Before we begin this week's service, sisters and brothers, I'd like to offer my heartfelt thanks to the more than 2,500 readers who cast their votes in our inaugural Indy Music Awards.

We'll unveil the winners in our Sept. 1 Local Music Issue. And a week later, you'll also be able to catch them live on three stages at the free Indy Music Awards Festival.

It's also worth noting that, while the number of ballots went well beyond our first-year expectations, your individual vote mattered more than you might think. As an example, one category drew about 1,250 votes, which were so closely distributed among the five nominees that the third-place winner edged out the next runner-up by a single vote.

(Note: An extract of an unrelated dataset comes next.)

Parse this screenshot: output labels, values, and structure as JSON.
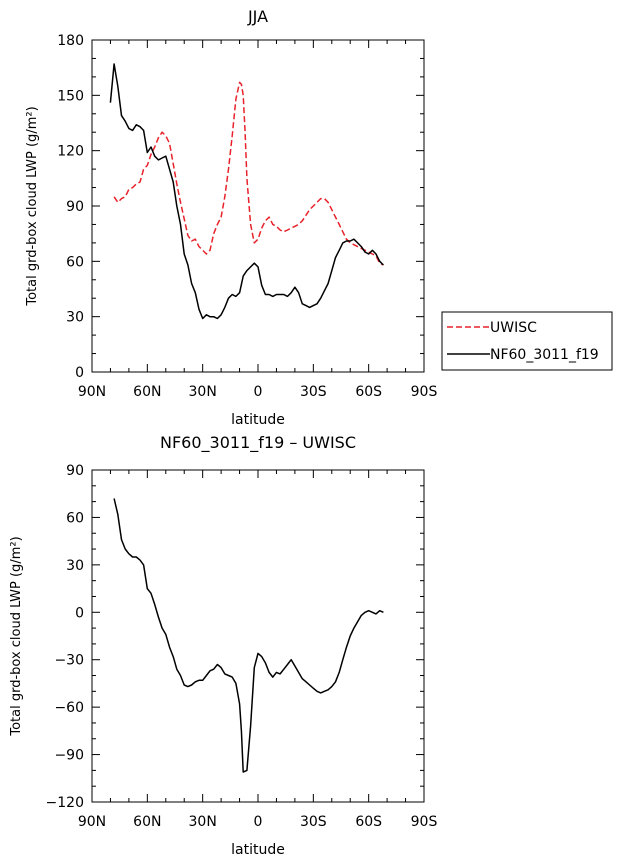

And that one vote may well have been yours. Unless, of course, you never got around to voting, or were one of the fairness-challenged folks who ignored the prohibition against ballot-stuffing. (As promised, multiple votes from individuals were disqualified.)

Before moving on to the week ahead, let me also just mention how impressed I was by the turnout at Saturday's Blues Under the Bridge Festival, and the completely ecstatic response to the Holmes Brothers' electrifying set. If you missed our cover story interview with them last week, you can still find it online. They're amazing.

Right, then, what's next? Well, as mentioned last week, the City Auditorium is finally coming back to life after a steady run of psychic fairs, roller derbies, antique shows, and not much else. This Friday, you can catch the Iguanas, one of New Orleans' best bands, in a concert to benefit the historic venue that's played host to everyone from Little Richard to A Perfect Circle (who are headlining Red Rocks Aug. 2, in case you need reminding).

Fact is, the Iguanas' beguiling take on Latin-tinged R&B would be totally worth catching even if it weren't for a worthy cause. Go online to hear songs like "Oye Isabel" and "Latin Kings," which are more convincing than anything I could possibly say.

As for the rest of the week, Front Range Barbeque has a great menu of free music lined up, with West Coast folk-bluesman Willy Tea Taylor and local fave Grant Sabin on Saturday, John-Alex Mason on Sunday, and the return of the talented and wildly expressive Truckstop Honeymoon next Wednesday.

Meanwhile, if you're heading up to Denver, you can check out the 11th annual Underground Music Showcase. It runs Thursday through Sunday and features more than 300 performances by acts you've mostly never heard of, as well as some — Black Heart Procession, Gregory Alan Isakov, Royal Bangs, El Ten Eleven, the Photo Atlas, Danielle Ate the Sandwich — you probably have.

Also looking northward, there's a venue I've only just learned about called Astroland Boulder DIY. Turns out it played host to experimental hip-hop collagist DJ Spooky earlier this month, and not one of you let me know about it in advance. According to Denver saxman Paul Riola, about a hundred revelers packed the tiny DIY venue, and all I got is this DJ Spooky iPhone app (which isn't bad, actually). The website is astro-land.org, so keep an eye on it.

Riola, by the way, will return to Modbo this Saturday with his intriguing new Cellar Door project, an improvisational trio that sets out to create a live version of a "seamless downtempo DJ set." Riola's pretty phenomenal, so catch it if you can.